Not only the crystalline lenses, but all the tissue I took from the bodies of animals were in tight adherence. When I separated them and placed them in a culture dish, they would adhere to the bottom of the dish as they expanded. This adhesion phenomenon had been known for some time, and it was also known that calcium and magnesium ions were involved. No one knew the mechanism, however. I noticed that depending on the conditions of cultivation, the speed at which the cells adhered to the bottom of the dish changed. I then became more interested in adhesion rather than differentiation. This is a secondary stream in developmental biology research, but Prof. Okada supported me.
Eventually, this led to the discovery of the adhesion molecule "cadherin", whose operation is dependent on the calcium ion. The bodies of animals are created as the cells are linked through the cadherin protein of the cell membrane. I thought this was a secondary field, but in fact it focuses on an important aspect of the development phenomenon. You never know what research will lead to.

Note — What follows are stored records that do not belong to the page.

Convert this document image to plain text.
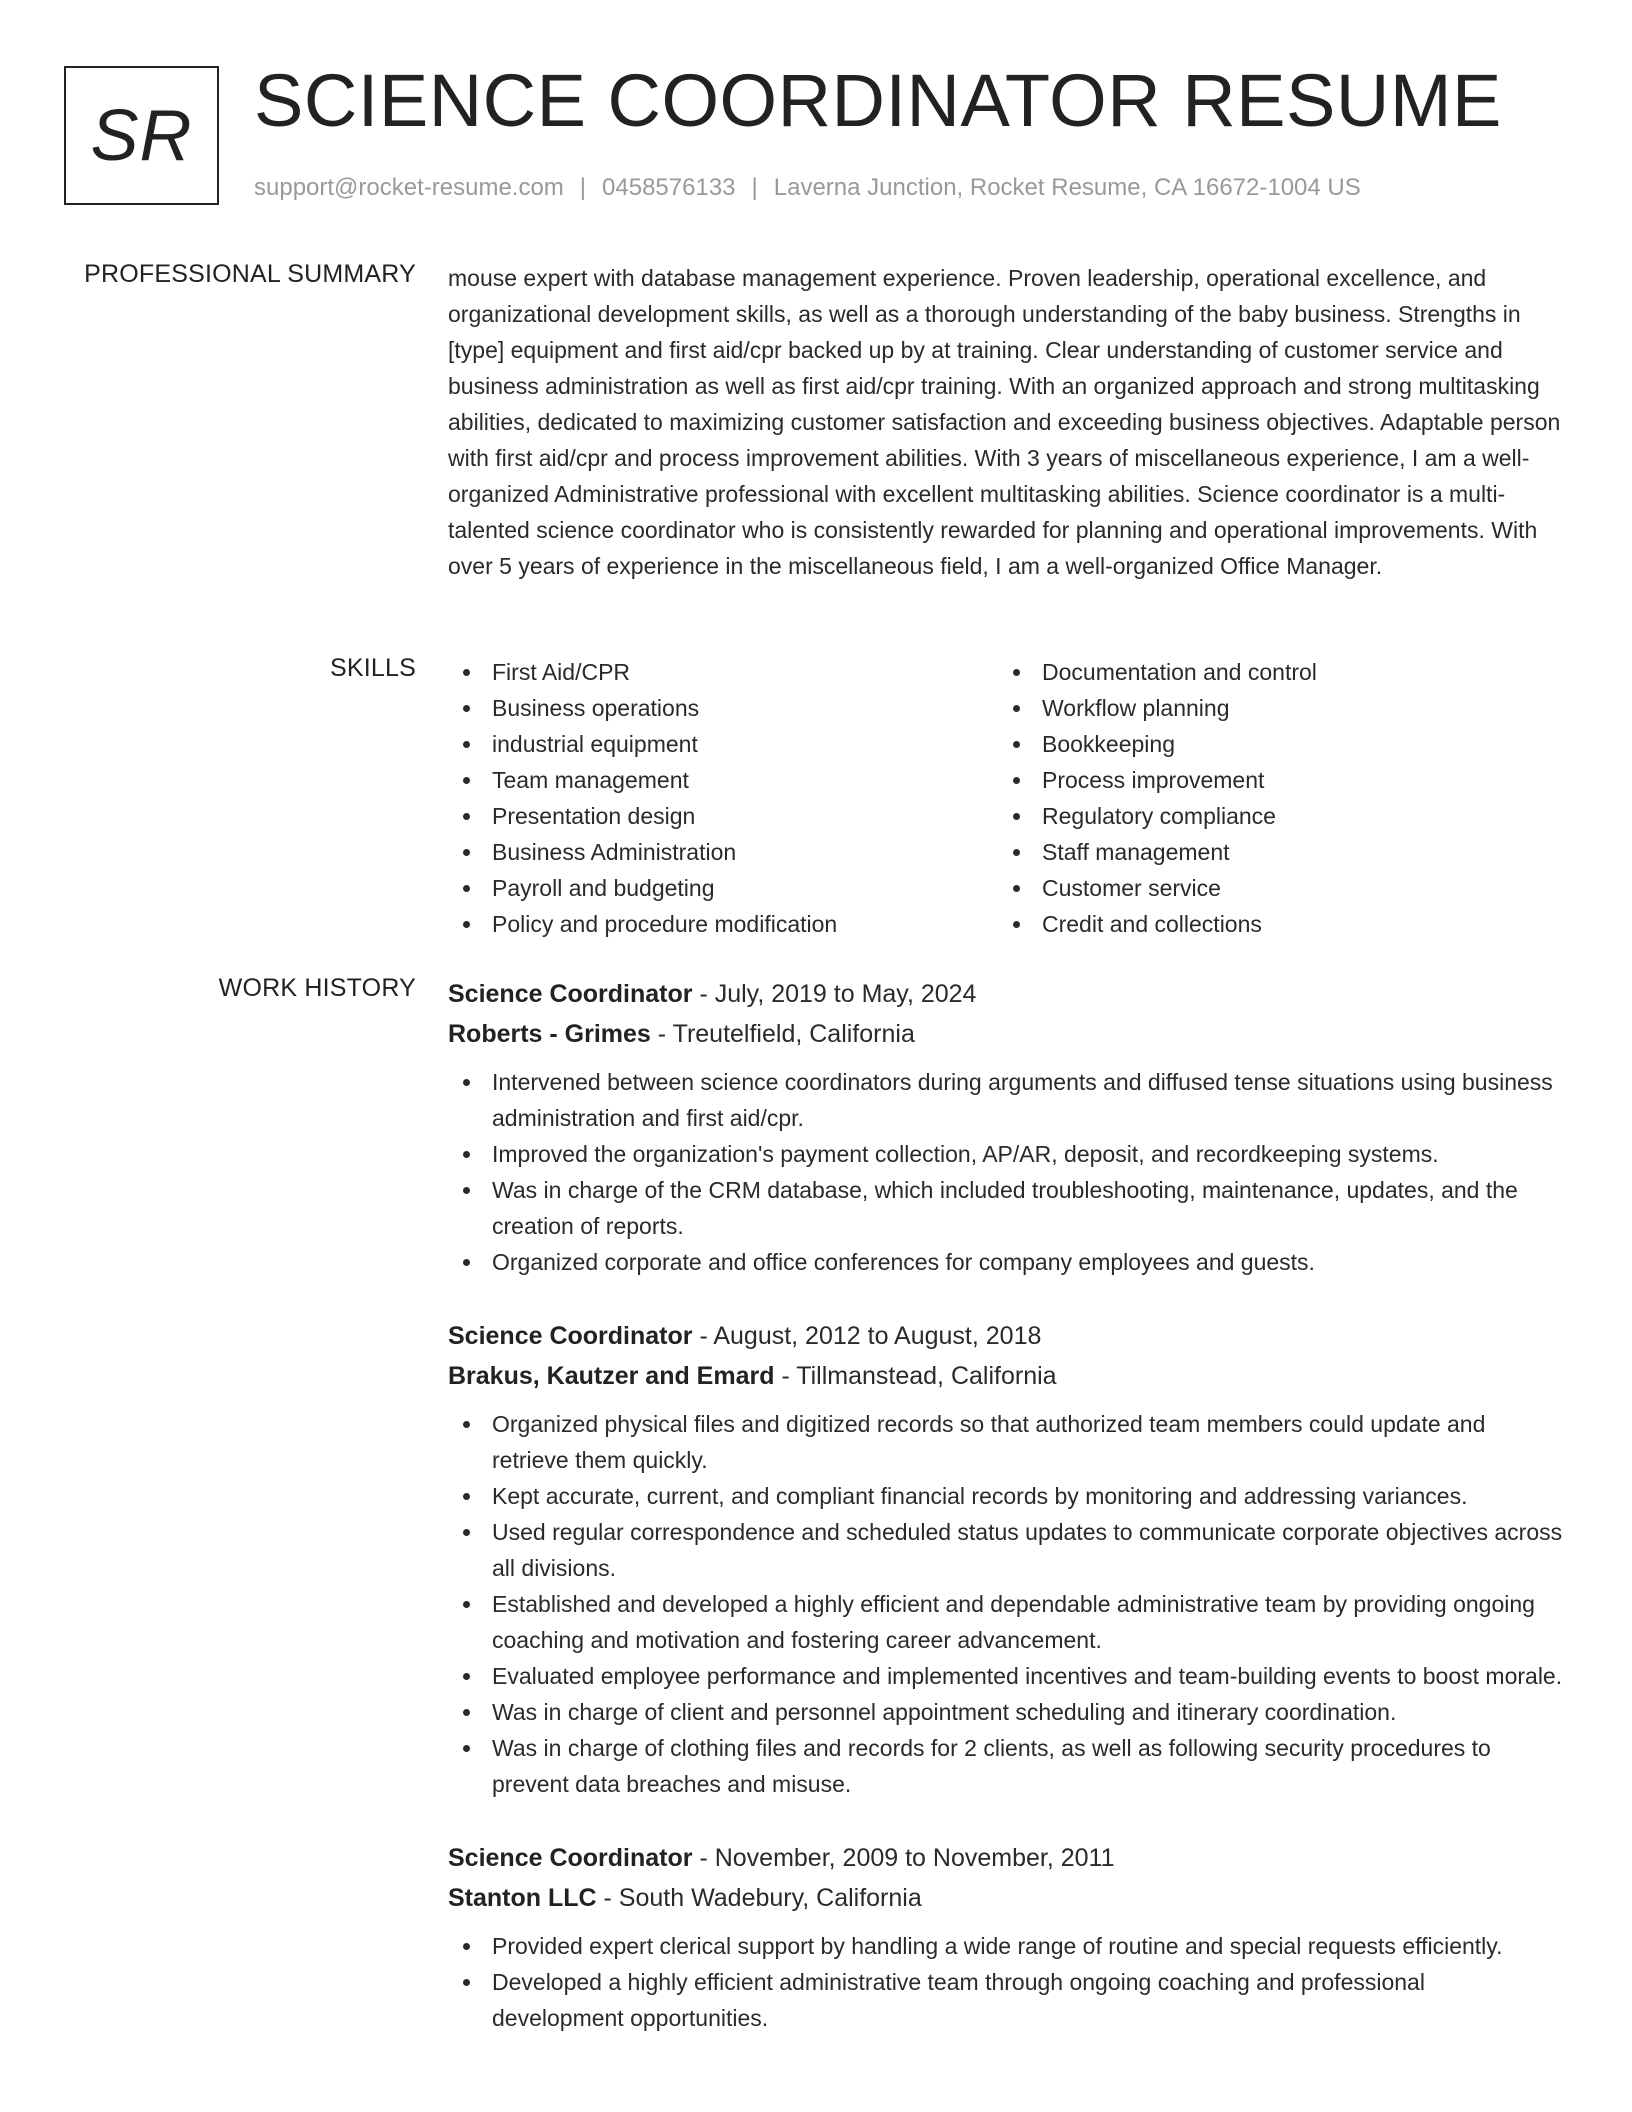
SR SCIENCE COORDINATOR RESUME
support@rocket-resume.com | 0458576133 | Laverna Junction, Rocket Resume, CA 16672-1004 US
PROFESSIONAL SUMMARY mouse expert with database management experience. Proven leadership, operational excellence, and organizational development skills, as well as a thorough understanding of the baby business. Strengths in [type] equipment and first aid/cpr backed up by at training. Clear understanding of customer service and business administration as well as first aid/cpr training. With an organized approach and strong multitasking abilities, dedicated to maximizing customer satisfaction and exceeding business objectives. Adaptable person with first aid/cpr and process improvement abilities. With 3 years of miscellaneous experience, I am a well-organized Administrative professional with excellent multitasking abilities. Science coordinator is a multi-talented science coordinator who is consistently rewarded for planning and operational improvements. With over 5 years of experience in the miscellaneous field, I am a well-organized Office Manager.

SKILLS	First Aid/CPR
Business operations
industrial equipment
Team management
Presentation design
Business Administration
Payroll and budgeting
Policy and procedure modification
Documentation and control
Workflow planning
Bookkeeping
Process improvement
Regulatory compliance
Staff management
Customer service
Credit and collections
WORK HISTORY Science Coordinator - July, 2019 to May, 2024
Roberts - Grimes - Treutelfield, California
Intervened between science coordinators during arguments and diffused tense situations using business administration and first aid/cpr.
Improved the organization's payment collection, AP/AR, deposit, and recordkeeping systems.
Was in charge of the CRM database, which included troubleshooting, maintenance, updates, and the creation of reports.
Organized corporate and office conferences for company employees and guests.
Science Coordinator - August, 2012 to August, 2018
Brakus, Kautzer and Emard - Tillmanstead, California
Organized physical files and digitized records so that authorized team members could update and retrieve them quickly.
Kept accurate, current, and compliant financial records by monitoring and addressing variances.
Used regular correspondence and scheduled status updates to communicate corporate objectives across all divisions.
Established and developed a highly efficient and dependable administrative team by providing ongoing coaching and motivation and fostering career advancement.
Evaluated employee performance and implemented incentives and team-building events to boost morale.
Was in charge of client and personnel appointment scheduling and itinerary coordination.
Was in charge of clothing files and records for 2 clients, as well as following security procedures to prevent data breaches and misuse.
Science Coordinator - November, 2009 to November, 2011
Stanton LLC - South Wadebury, California
Provided expert clerical support by handling a wide range of routine and special requests efficiently.
Developed a highly efficient administrative team through ongoing coaching and professional development opportunities.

The discovery of cadherin-that's it in essence, but I think there was significance in turning the adhesion phenomenon into an exact science, and asking individual questions that arose while observing the cells. Is the adhesion of the cells the same phenomenon as the adhesion at the bottom of a culture dish? Do magnesium and calcium play the same role? Because I enjoyed observing living creatures, my senses may have become more refined. I always say to young people that the most important thing is to conduct research by finding what it is you like the best.
Text: Atsushi Yamagishi
Observing the cells that were involved with the discovery of cadherin.
In the presence of calcium, the clustered cells tightly adhere to each other (left). The adhesion weakens without calcium (right).
After the international seminar in Finland, I went for a drive on the lakeshore with Prof. Okada and his wife.